The HyperShift team operates an Agentic Software Development Life Cycle (ASDLC). A framework that decouples distributed consumption of reusable agentic building blocks (skills, slash commands, sub-agents, knowledge bases) from the systems that orchestrate agent execution and LLM inference at scale.

This separation enables flexible implementation choices: the same building blocks power local Claude Code (or other agents) sessions that can run on a developer's laptop, centralized Prow CI jobs, ambient agents, long-running cluster workloads, etc.

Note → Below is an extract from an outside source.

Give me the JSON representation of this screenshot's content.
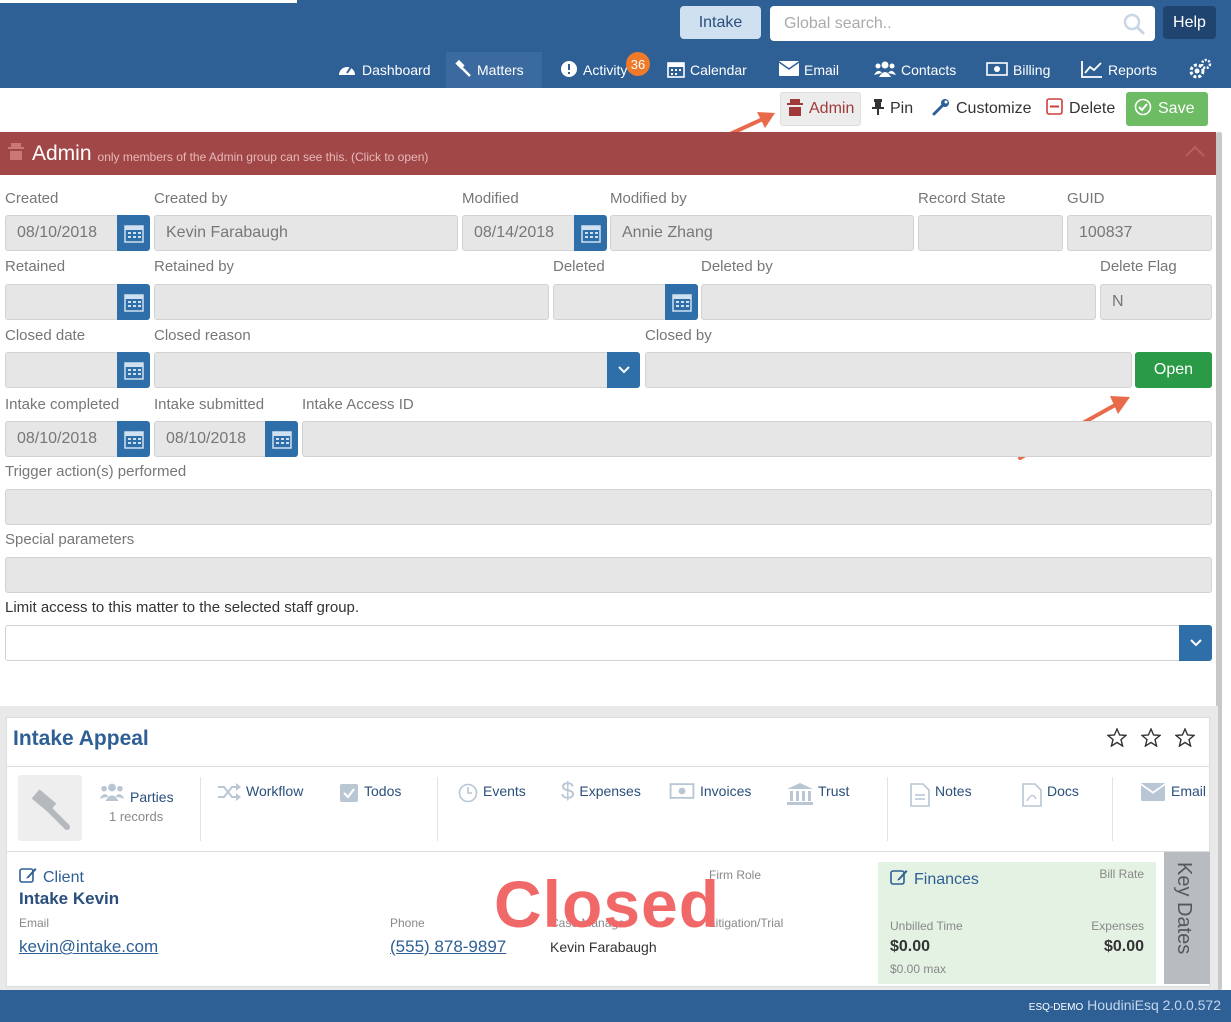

graph TB subgraph "Building Blocks Layer" direction LR SK["Skills & Slash Commands — /jira:solve, /code-review:pr, ..."] AG["Sub-agents — HCP SMEs, Explore, Plan"] KB["Knowledge Bases — CLAUDE.md, AGENTS.md, Rules"] HK["Hooks & Plugins — Pre-commit, CI integration"] end subgraph "Orchestration / Execution Layer" subgraph Local["Local (Dev Laptop)"] direction LR L_CC["Claude Code CLI"] L_BM["Bot Minter"] end subgraph Centralized["Centralized (Shared Infra)"] direction LR C_PJ["Prow Jobs"] C_AM["Ambient"] end end SK --> Local AG --> Local KB --> Local HK --> Local SK --> Centralized AG --> Centralized KB --> Centralized HK --> Centralized style SK fill:#e8f4fd,stroke:#1a73e8 style AG fill:#e8f4fd,stroke:#1a73e8 style KB fill:#e8f4fd,stroke:#1a73e8 style HK fill:#e8f4fd,stroke:#1a73e8 style L_CC fill:#fce8e6,stroke:#d93025 style L_BM fill:#fce8e6,stroke:#d93025 style C_PJ fill:#fce8e6,stroke:#d93025 style C_AM fill:#fce8e6,stroke:#d93025

Phases of ASDLC

Phase 1 — Discovery

The discovery phase focuses on understanding the problem space, designing the solution, and refining scope into actionable work items.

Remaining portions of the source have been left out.